Механизмы Жака де Вокансона[82] оказали глубокое влияние на француза Жюльена Офре де Ламетри[83], который в своем «Человеке-Машине» (1748) осмелился пойти против картезианского дуализма, утверждая, что все формы жизни можно объяснить чисто материалистическими терминами. Считая человека хитроумным заводным механизмом, чью внутреннюю деятельность,— в том числе и так называемые духовные и психологические аспекты,— можно выявить путем строго приложения научного метода, Ламетри подготовил почву для философии господства, для которой граждане являются полностью познаваемой вещью, в абсолютном смысле слова.

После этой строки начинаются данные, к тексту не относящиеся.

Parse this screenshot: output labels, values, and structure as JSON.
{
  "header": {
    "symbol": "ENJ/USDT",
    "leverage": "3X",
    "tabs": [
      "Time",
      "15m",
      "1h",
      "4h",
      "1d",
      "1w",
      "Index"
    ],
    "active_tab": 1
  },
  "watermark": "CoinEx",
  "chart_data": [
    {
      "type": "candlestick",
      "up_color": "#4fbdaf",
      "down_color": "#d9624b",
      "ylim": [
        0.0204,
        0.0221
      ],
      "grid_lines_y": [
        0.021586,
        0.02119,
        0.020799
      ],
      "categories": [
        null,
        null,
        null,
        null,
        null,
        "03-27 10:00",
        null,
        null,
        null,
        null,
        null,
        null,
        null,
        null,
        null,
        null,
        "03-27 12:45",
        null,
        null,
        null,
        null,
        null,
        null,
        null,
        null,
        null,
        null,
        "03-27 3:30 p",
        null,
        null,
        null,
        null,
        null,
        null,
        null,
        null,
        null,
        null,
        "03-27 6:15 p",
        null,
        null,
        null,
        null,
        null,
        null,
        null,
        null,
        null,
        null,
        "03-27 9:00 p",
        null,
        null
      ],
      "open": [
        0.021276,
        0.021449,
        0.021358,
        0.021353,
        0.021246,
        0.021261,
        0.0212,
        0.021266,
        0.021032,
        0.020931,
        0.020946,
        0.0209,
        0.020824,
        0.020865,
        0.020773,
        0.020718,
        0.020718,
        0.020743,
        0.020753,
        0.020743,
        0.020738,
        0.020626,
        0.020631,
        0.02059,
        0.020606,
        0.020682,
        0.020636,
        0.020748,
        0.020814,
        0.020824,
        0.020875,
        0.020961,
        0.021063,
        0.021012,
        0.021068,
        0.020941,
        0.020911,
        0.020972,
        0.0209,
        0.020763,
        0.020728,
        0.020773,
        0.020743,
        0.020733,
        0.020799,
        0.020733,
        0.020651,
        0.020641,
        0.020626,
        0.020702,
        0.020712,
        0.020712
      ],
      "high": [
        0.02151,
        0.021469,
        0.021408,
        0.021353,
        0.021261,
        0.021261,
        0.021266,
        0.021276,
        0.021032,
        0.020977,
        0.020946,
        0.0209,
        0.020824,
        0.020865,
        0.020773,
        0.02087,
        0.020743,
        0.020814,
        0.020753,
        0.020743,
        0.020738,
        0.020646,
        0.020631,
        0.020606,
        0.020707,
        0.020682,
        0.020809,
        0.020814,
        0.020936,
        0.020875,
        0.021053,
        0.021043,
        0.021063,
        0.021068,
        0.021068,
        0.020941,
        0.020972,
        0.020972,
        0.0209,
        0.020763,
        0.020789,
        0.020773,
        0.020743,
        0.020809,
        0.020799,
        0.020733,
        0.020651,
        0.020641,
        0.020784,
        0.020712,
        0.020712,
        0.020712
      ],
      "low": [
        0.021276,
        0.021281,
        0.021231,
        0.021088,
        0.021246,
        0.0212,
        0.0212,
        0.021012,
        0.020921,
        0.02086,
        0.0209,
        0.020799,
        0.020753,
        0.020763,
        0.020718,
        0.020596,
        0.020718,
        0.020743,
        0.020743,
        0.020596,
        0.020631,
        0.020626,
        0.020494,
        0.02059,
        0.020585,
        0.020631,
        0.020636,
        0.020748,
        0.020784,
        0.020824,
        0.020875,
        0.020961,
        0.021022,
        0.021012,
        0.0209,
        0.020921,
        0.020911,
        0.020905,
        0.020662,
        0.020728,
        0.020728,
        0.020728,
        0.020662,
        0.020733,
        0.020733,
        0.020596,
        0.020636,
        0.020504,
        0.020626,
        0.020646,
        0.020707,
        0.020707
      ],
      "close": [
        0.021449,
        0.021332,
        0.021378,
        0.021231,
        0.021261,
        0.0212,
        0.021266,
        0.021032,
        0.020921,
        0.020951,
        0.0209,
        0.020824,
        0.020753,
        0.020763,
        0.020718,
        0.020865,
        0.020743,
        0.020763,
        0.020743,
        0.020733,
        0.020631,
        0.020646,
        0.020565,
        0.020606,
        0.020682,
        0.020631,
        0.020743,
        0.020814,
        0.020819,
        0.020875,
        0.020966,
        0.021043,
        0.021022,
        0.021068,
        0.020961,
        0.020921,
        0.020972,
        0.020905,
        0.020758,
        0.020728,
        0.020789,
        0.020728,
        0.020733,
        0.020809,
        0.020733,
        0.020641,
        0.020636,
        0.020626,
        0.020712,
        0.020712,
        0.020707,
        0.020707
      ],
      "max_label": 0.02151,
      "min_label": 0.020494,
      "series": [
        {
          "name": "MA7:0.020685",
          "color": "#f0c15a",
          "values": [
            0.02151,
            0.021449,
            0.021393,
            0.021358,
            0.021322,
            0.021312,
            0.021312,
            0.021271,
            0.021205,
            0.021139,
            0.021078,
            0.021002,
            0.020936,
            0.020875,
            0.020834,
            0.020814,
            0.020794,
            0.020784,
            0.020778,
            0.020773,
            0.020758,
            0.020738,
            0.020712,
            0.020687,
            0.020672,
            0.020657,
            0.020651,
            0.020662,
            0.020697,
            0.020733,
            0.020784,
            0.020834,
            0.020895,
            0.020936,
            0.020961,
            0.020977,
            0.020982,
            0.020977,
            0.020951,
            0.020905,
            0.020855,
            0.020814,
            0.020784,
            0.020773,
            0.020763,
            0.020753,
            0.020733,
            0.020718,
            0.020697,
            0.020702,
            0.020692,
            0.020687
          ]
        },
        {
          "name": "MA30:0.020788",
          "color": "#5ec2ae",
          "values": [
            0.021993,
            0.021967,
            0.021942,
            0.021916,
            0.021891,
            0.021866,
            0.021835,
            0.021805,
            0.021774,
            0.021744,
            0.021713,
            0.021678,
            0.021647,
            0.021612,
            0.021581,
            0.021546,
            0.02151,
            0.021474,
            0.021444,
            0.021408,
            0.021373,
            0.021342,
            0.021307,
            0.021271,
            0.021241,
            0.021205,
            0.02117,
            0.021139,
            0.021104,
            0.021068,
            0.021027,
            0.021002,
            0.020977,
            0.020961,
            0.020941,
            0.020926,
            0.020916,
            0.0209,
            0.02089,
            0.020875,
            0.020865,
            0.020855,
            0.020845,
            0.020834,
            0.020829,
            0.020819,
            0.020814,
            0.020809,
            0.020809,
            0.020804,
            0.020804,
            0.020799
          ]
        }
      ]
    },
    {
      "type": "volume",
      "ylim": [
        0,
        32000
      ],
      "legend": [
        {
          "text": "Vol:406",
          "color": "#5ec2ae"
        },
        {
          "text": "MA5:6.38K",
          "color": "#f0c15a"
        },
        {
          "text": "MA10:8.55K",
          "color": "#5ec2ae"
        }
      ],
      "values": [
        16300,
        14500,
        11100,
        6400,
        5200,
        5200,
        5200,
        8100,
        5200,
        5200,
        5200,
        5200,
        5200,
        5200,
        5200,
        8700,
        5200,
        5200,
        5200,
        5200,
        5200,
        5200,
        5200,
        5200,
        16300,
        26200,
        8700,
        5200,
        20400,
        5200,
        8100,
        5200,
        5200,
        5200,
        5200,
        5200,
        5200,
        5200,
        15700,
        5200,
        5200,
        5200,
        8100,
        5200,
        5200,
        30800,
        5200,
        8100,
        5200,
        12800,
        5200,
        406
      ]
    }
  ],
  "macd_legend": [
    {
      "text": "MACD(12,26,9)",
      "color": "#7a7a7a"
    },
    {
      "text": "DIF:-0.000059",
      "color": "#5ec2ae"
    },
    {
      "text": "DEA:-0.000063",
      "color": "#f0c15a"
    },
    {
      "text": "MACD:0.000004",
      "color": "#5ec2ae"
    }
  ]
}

По Фуко этот механизм социального управления, который он называет «паноптицизмом», «создается целым сводом правил, а также эмпирическими и хорошо продуманными методиками, имеющими отношение к армии, школе и больницам, чтобы контролировать и корректировать операции, связанные с телом»{316}. Он работает в технике «научного управления», известной как «тейлоризм» (названа в честь Фредерика Уинслоу Тейлора), активные исследования которой в начале XX ставили целью «радикальное отделение мышления от поступков» у американских трудящихся, по сути своей превращающее рабочего в робота{317}. В статье, опубликованной в
«Каждый рабочий выполняет ограниченный, четко определенный набор движений — рывков, поворотов, спазмов или подергиваний,— из которых получается автомобиль. Я никогда не думал, что людей можно превратить в таких автоматов».{318}
К слову будет сказано, что по-чешски слова robota и robotnik, из которых Карел Чапек образовал неологизм «робот», означают соответственно «принудительный труд» и «раб».
Однако производители постепенно поняли, что «человеческого инженерии» на рабочих местах не достаточно, и сферу влияния нужно распространять за пределы завода, в область культуры. Только система ценностей, созвучная с потребительской экономикой — той, где товары не просто потребляются, а еще и истрачиваются, устаревая в результате стилистических перемен,— могла гарантировать беспрепятственную работу гетерогенной рабочей силы, настроенной на массовое производство. Для пропаганды идеологии потребления владельцы компаний стали использовать рекламу, вред от которой возрос с появлением новых копировальных и множительных технологий, таких как фотография и хромолитография. Рыночные представления о хорошей жизни, бесконечно тиражируемые каталогами, рекламой в журналах, супермаркетами и голливудскими мелодрамами, предлагались в том, что рекламный директор Эрнест Элмо Калкинс метко обозвал «потребительской инженерией», в качестве привлекательного заменителя существенных социальных перемен.{319} Исходя из предпосылки, что все потребители изначально одинаковы, реклама, по мнению Стюарта Эвена, развивалась как «инструмент общественного строя, чьей само-поддерживаемой целью была «ликвидация вековых традиций, чтобы (…) уничтожить барьеры в виде индивидуальных привычек».